ARDS is a severe pulmonary manifestation of systemic inflammatory response syndrome (SIRS), with inflammatory cell activation and mediators driving its progression. HBP, a key component of neutrophil granules, plays a pivotal role in initiating inflammation and enhancing vascular permeability. It binds to endothelial cell surfaces, activating pathways that lead to increased vascular permeability and chemoattractant activity, promoting inflammatory cell recruitment.
Elevated plasma HBP levels are observed in ARDS patients, correlating with lung injury severity. HBP is a predictive biomarker for clinical deterioration in respiratory failure. This study's findings support HBP's role as a robust indicator of pulmonary microvascular permeability alteration and lung injury severity.
In this study, five HBP trajectory groups were identified using GBTM. Patients with persistent moderate or high HBP levels exhibited lower extubation success rates compared to those with persistently extremely low HBP. Logistic regression confirmed this inverse association, suggesting that sustained moderate or high HBP may perpetuate alveolar-capillary barrier dysfunction, driving pulmonary edema and inflammation, and leading to more severe lung injury.

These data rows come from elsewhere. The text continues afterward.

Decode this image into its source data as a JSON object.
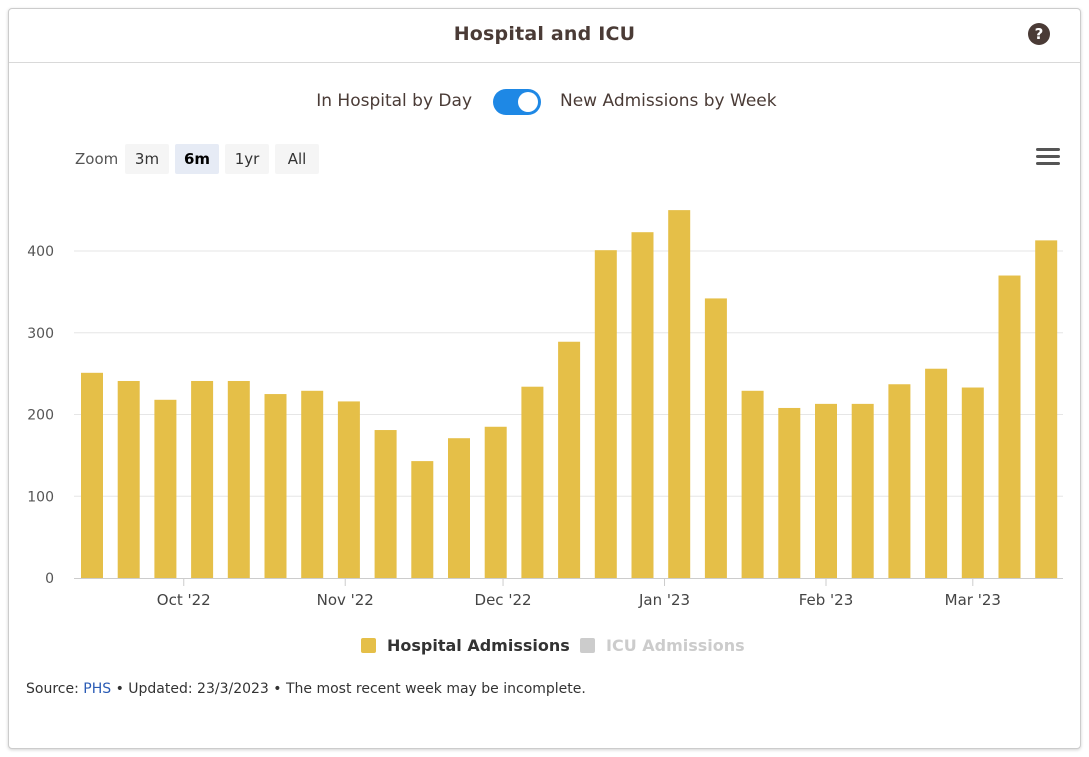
{
  "header": {
    "title": "Hospital and ICU",
    "help_icon": "question-circle-icon",
    "help_symbol": "?"
  },
  "toggle": {
    "left_label": "In Hospital by Day",
    "right_label": "New Admissions by Week",
    "state": "on",
    "color": "#1e88e5"
  },
  "zoom": {
    "label": "Zoom",
    "buttons": [
      {
        "label": "3m",
        "active": false
      },
      {
        "label": "6m",
        "active": true
      },
      {
        "label": "1yr",
        "active": false
      },
      {
        "label": "All",
        "active": false
      }
    ]
  },
  "menu_icon": "hamburger-menu-icon",
  "legend": [
    {
      "label": "Hospital Admissions",
      "color": "#e5bf48",
      "active": true
    },
    {
      "label": "ICU Admissions",
      "color": "#cccccc",
      "active": false
    }
  ],
  "footer": {
    "source_prefix": "Source: ",
    "source_link": "PHS",
    "updated": " • Updated: 23/3/2023 • The most recent week may be incomplete."
  },
  "chart_data": {
    "type": "bar",
    "title": "Hospital and ICU",
    "xlabel": "",
    "ylabel": "",
    "ylim": [
      0,
      450
    ],
    "yticks": [
      0,
      100,
      200,
      300,
      400
    ],
    "grid": true,
    "legend_position": "bottom",
    "x_tick_labels": [
      {
        "label": "Oct '22",
        "position": 2.5
      },
      {
        "label": "Nov '22",
        "position": 6.9
      },
      {
        "label": "Dec '22",
        "position": 11.2
      },
      {
        "label": "Jan '23",
        "position": 15.6
      },
      {
        "label": "Feb '23",
        "position": 20.0
      },
      {
        "label": "Mar '23",
        "position": 24.0
      }
    ],
    "series": [
      {
        "name": "Hospital Admissions",
        "color": "#e5bf48",
        "values": [
          251,
          241,
          218,
          241,
          241,
          225,
          229,
          216,
          181,
          143,
          171,
          185,
          234,
          289,
          401,
          423,
          450,
          342,
          229,
          208,
          213,
          213,
          237,
          256,
          233,
          370,
          413
        ]
      }
    ]
  }
}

Clinically, this persistence correlates with prolonged mechanical ventilation, higher extubation failure and ICU mortality risks, and critical disease progression requiring vigilant monitoring. Descending HBP trajectories showed superior extubation outcomes and lower ICU mortality, highlighting the importance of dynamic HBP monitoring over static measurements for guiding extubation decisions.

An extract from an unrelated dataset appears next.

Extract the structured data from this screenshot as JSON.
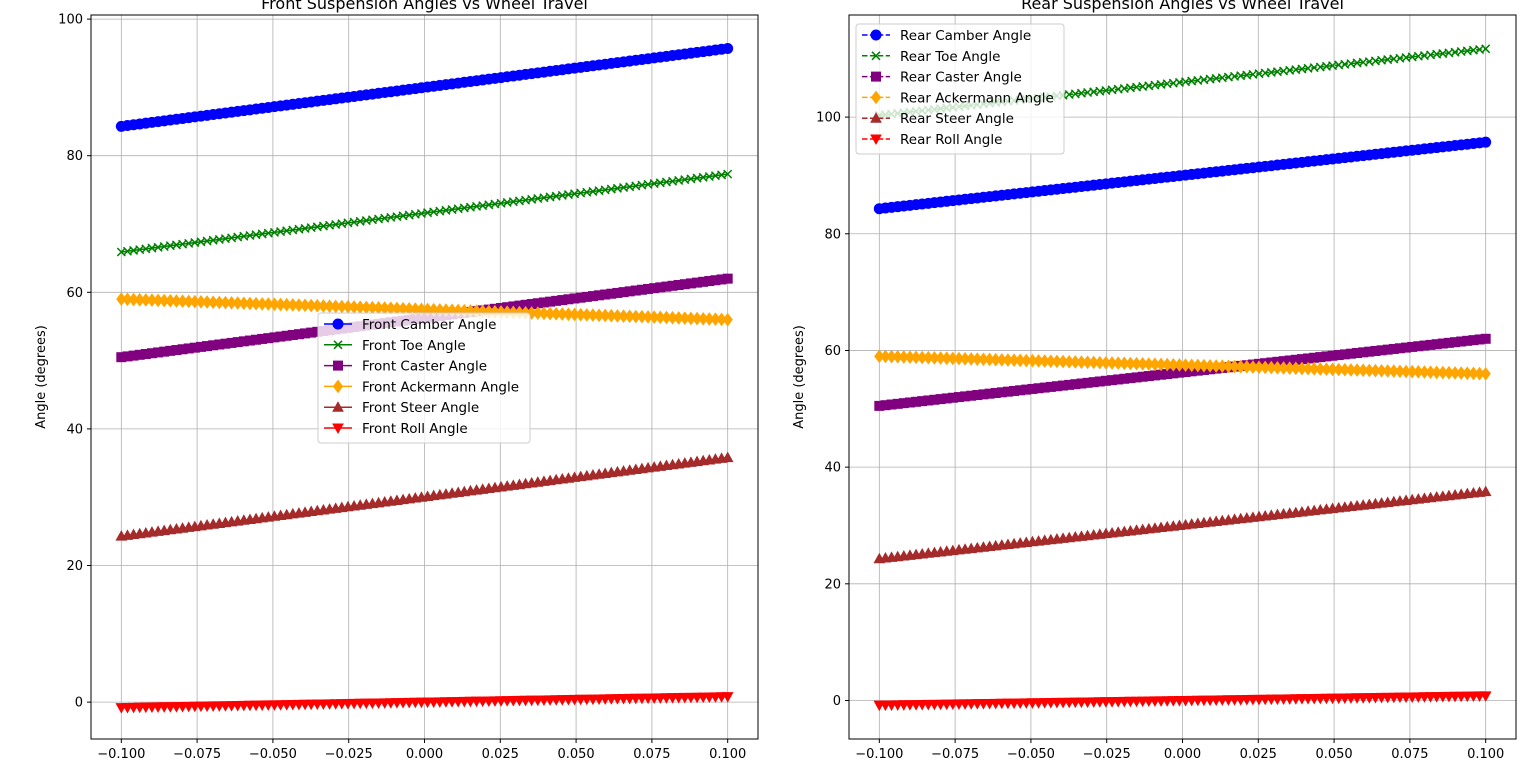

Subgroup analyses by age and SOFA scores demonstrated persistent associations between HBP trajectory patterns and extubation outcomes, with robust correlations in patients aged ≥ 72 years and across SOFA score subpopulations. These findings align with studies showing extreme HBP elevation in advanced age, compromised immunity, and elevated mortality risk.
HBP trajectories can help clinicians identify high-risk patients for extubation failure, enabling closer monitoring and timely interventions. Future research should focus on establishing specific HBP cut-off values for clinical decision-making.
Limitations
The study had a moderate sample size and was conducted at a single center. As a retrospective study, it cannot verify a causal relationship between HBP trajectories and extubation outcomes. Larger, multi-center studies are needed to validate the findings.
Conclusion
This study identifies distinct HBP trajectories strongly associated with extubation success in ARDS, providing a potential tool for risk stratification. Monitoring HBP dynamics can help clinicians identify high-risk patients for extubation failure, who may benefit from vigilant monitoring and tailored weaning protocols. Future research should focus on validating these trajectories and establishing specific HBP cut-off values for clinical decision-making.